Quick Kitchen Quiltlet.
I love to have and make little quilts for the kitchen. Most of them are a result of trial blocks or string piecing. I just find they have a myriad of uses in the kitchen.. They are great as trivetts for hot dishes, getting things out of the oven, bigger ones for resting dishes on to dry, surface protectors, tea and coffee making mats, in the microwave to make it easy to take hot dishes out, noise dampeners on hard bench tops, under breadboards to catch the crumbs, decorative and practical under a vase of flowers to catch petals and even as placemats too, but so much more adaptable!
Once they are in your kitchen you will wonder how you ever got by without them. I find I’m always reaching for one, for one thing or another. And, by the way, I just wash them with my tea towels, no fussing.
When it comes to the creative side of course they are great for using up leftovers of fabrics, quilts or blocks. They can make a very pretty gift too, if presented with some herbs, bread, cake or kitchen utensil or dish. They can also be a starting point for free motion quilting to practice a design or warm up on one.
Anyhow, I’m going to show you the most basic one. Even if you are a most beginner sewer, this is very achievable in a short space of time. This is one of my favourites. I have used it so many times. This is such a quick project. I’ve decided to time myself to see how long it takes, because heaven knows we all need gifts in a real hurry from time to time.
This is how I do it.
Take two 10 inch squares of cotton, linen or quilting fabric. One 9 inch square of scrap batting. If your batting is thin, use 2 squares. If you are into up-cycling and you don’t want to use batting, cut up old towels for these projects. It gives them a new lease on life!

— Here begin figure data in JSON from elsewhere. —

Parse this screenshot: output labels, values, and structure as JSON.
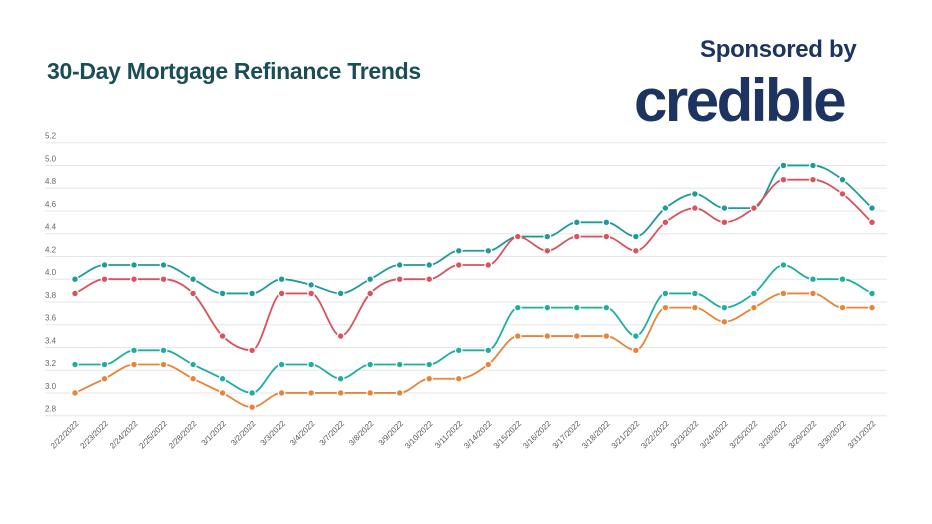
{
  "header": {
    "title": "30-Day Mortgage Refinance Trends",
    "sponsor_label": "Sponsored by",
    "logo_text": "credible"
  },
  "chart_data": {
    "type": "line",
    "title": "30-Day Mortgage Refinance Trends",
    "xlabel": "",
    "ylabel": "",
    "ylim": [
      2.8,
      5.2
    ],
    "yticks": [
      2.8,
      3.0,
      3.2,
      3.4,
      3.6,
      3.8,
      4.0,
      4.2,
      4.4,
      4.6,
      4.8,
      5.0,
      5.2
    ],
    "grid": true,
    "categories": [
      "2/22/2022",
      "2/23/2022",
      "2/24/2022",
      "2/25/2022",
      "2/28/2022",
      "3/1/2022",
      "3/2/2022",
      "3/3/2022",
      "3/4/2022",
      "3/7/2022",
      "3/8/2022",
      "3/9/2022",
      "3/10/2022",
      "3/11/2022",
      "3/14/2022",
      "3/15/2022",
      "3/16/2022",
      "3/17/2022",
      "3/18/2022",
      "3/21/2022",
      "3/22/2022",
      "3/23/2022",
      "3/24/2022",
      "3/25/2022",
      "3/28/2022",
      "3/29/2022",
      "3/30/2022",
      "3/31/2022"
    ],
    "series": [
      {
        "color": "#1e9a9b",
        "values": [
          4.0,
          4.125,
          4.125,
          4.125,
          4.0,
          3.875,
          3.875,
          4.0,
          3.95,
          3.875,
          4.0,
          4.125,
          4.125,
          4.25,
          4.25,
          4.375,
          4.375,
          4.5,
          4.5,
          4.375,
          4.625,
          4.75,
          4.625,
          4.625,
          5.0,
          5.0,
          4.875,
          4.625
        ]
      },
      {
        "color": "#d9535d",
        "values": [
          3.875,
          4.0,
          4.0,
          4.0,
          3.875,
          3.5,
          3.375,
          3.875,
          3.875,
          3.5,
          3.875,
          4.0,
          4.0,
          4.125,
          4.125,
          4.375,
          4.25,
          4.375,
          4.375,
          4.25,
          4.5,
          4.625,
          4.5,
          4.625,
          4.875,
          4.875,
          4.75,
          4.5
        ]
      },
      {
        "color": "#1eae9f",
        "values": [
          3.25,
          3.25,
          3.375,
          3.375,
          3.25,
          3.125,
          3.0,
          3.25,
          3.25,
          3.125,
          3.25,
          3.25,
          3.25,
          3.375,
          3.375,
          3.75,
          3.75,
          3.75,
          3.75,
          3.5,
          3.875,
          3.875,
          3.75,
          3.875,
          4.125,
          4.0,
          4.0,
          3.875
        ]
      },
      {
        "color": "#e8843a",
        "values": [
          3.0,
          3.125,
          3.25,
          3.25,
          3.125,
          3.0,
          2.875,
          3.0,
          3.0,
          3.0,
          3.0,
          3.0,
          3.125,
          3.125,
          3.25,
          3.5,
          3.5,
          3.5,
          3.5,
          3.375,
          3.75,
          3.75,
          3.625,
          3.75,
          3.875,
          3.875,
          3.75,
          3.75
        ]
      }
    ]
  }
}
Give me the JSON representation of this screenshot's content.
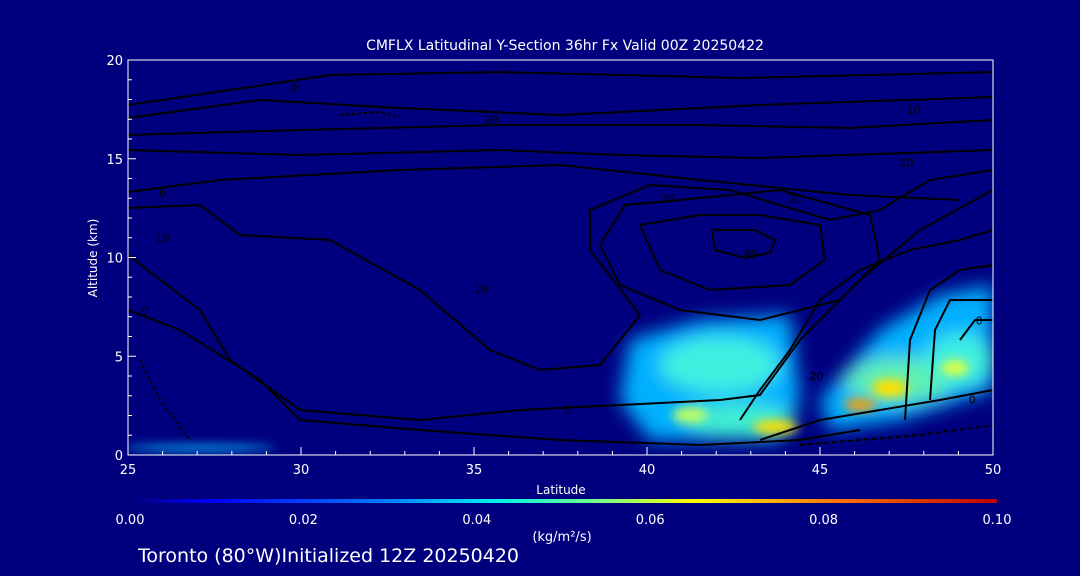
{
  "chart_data": {
    "type": "heatmap",
    "title": "CMFLX Latitudinal Y-Section 36hr  Fx Valid 00Z 20250422",
    "xlabel": "Latitude",
    "ylabel": "Altitude (km)",
    "xlim": [
      25,
      50
    ],
    "ylim": [
      0,
      20
    ],
    "xticks": [
      "25",
      "30",
      "35",
      "40",
      "45",
      "50"
    ],
    "yticks": [
      "0",
      "5",
      "10",
      "15",
      "20"
    ],
    "colorbar": {
      "label": "(kg/m²/s)",
      "range": [
        0.0,
        0.1
      ],
      "ticks": [
        "0.00",
        "0.02",
        "0.04",
        "0.06",
        "0.08",
        "0.10"
      ],
      "colors": [
        "#000080",
        "#0000ff",
        "#00a0ff",
        "#00f0f0",
        "#80ff80",
        "#ffff00",
        "#ff8000",
        "#c00000"
      ]
    },
    "flux_regions": [
      {
        "lat": 42.5,
        "alt": 4.5,
        "value": 0.045
      },
      {
        "lat": 43.5,
        "alt": 1.4,
        "value": 0.06
      },
      {
        "lat": 41.5,
        "alt": 2.0,
        "value": 0.055
      },
      {
        "lat": 47.0,
        "alt": 3.3,
        "value": 0.065
      },
      {
        "lat": 45.8,
        "alt": 2.5,
        "value": 0.07
      },
      {
        "lat": 49.0,
        "alt": 5.0,
        "value": 0.05
      },
      {
        "lat": 26.5,
        "alt": 0.3,
        "value": 0.03
      }
    ],
    "contour_labels": [
      {
        "text": "0",
        "lat": 29.8,
        "alt": 18.6
      },
      {
        "text": "20",
        "lat": 35.5,
        "alt": 17.0
      },
      {
        "text": "10",
        "lat": 47.7,
        "alt": 17.5
      },
      {
        "text": "20",
        "lat": 47.5,
        "alt": 14.8
      },
      {
        "text": "20",
        "lat": 44.3,
        "alt": 13.0
      },
      {
        "text": "30",
        "lat": 40.6,
        "alt": 13.0
      },
      {
        "text": "40",
        "lat": 43.0,
        "alt": 10.2
      },
      {
        "text": "0",
        "lat": 26.0,
        "alt": 13.3
      },
      {
        "text": "10",
        "lat": 26.0,
        "alt": 11.0
      },
      {
        "text": "0",
        "lat": 25.5,
        "alt": 7.3
      },
      {
        "text": "10",
        "lat": 35.2,
        "alt": 8.4
      },
      {
        "text": "0",
        "lat": 37.7,
        "alt": 2.3
      },
      {
        "text": "20",
        "lat": 44.9,
        "alt": 4.0
      },
      {
        "text": "0",
        "lat": 49.6,
        "alt": 6.8
      },
      {
        "text": "0",
        "lat": 49.4,
        "alt": 2.8
      }
    ]
  },
  "footer": "Toronto (80°W)Initialized 12Z 20250420"
}
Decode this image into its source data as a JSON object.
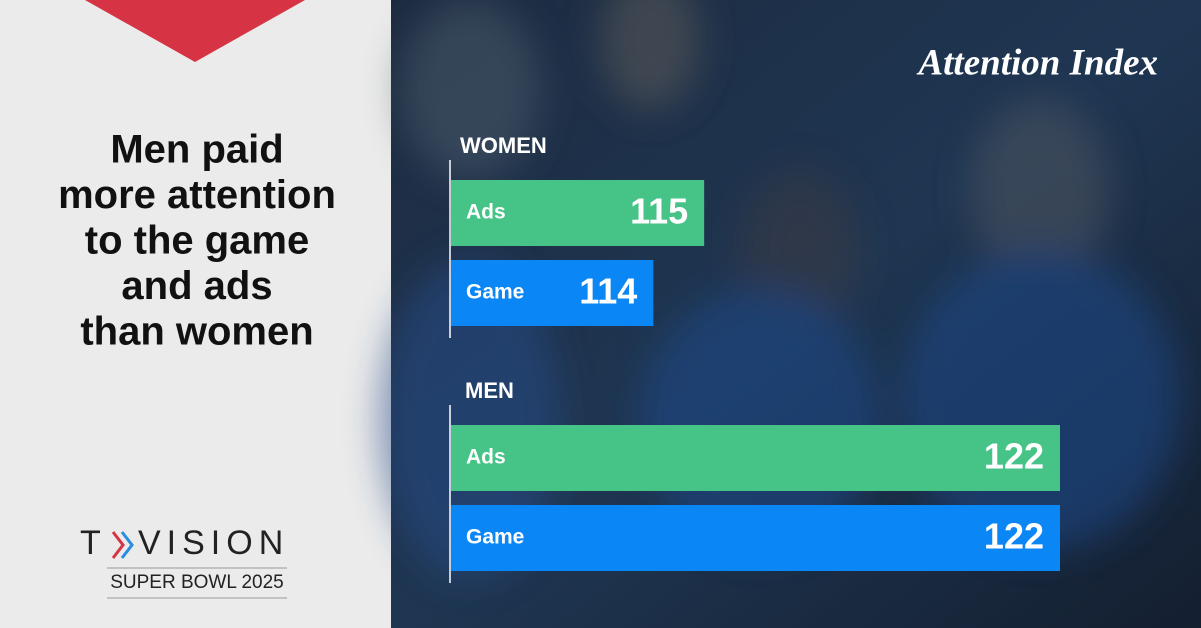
{
  "headline_lines": [
    "Men paid",
    "more attention",
    "to the game",
    "and ads",
    "than women"
  ],
  "brand": [
    "T",
    "VISION"
  ],
  "event": "SUPER BOWL 2025",
  "chart_data": {
    "type": "bar",
    "orientation": "horizontal",
    "title": "Attention Index",
    "categories": [
      "Ads",
      "Game"
    ],
    "colors": [
      "#46c487",
      "#0b86f5"
    ],
    "series": [
      {
        "name": "WOMEN",
        "values": [
          115,
          114
        ]
      },
      {
        "name": "MEN",
        "values": [
          122,
          122
        ]
      }
    ],
    "xlim": [
      110,
      122
    ]
  }
}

Take one of the squares, fold diagonally across exactly in half. Finger press. Repeat for the opposite direction. These are your sewing lines.
Sew diagonally from corner to corner on both fold lines. Keep the pins in place.
Now stitch all around the outside 3/4 inch from the edge, then repeat 1/2 inch from the edge.
By the way, I’m sure I can make one quicker than the time it took to write about it 🙂
So, even sewing it up on the treadle, this, project took 12 minutes to sew. Of course you can make this bigger if you like , say 12 or 14 inches. Just reduce your towel or batting size by 1 inch.
Dont forget you can also use these squares to test your free motion quitting. Then the fabric is not wasted.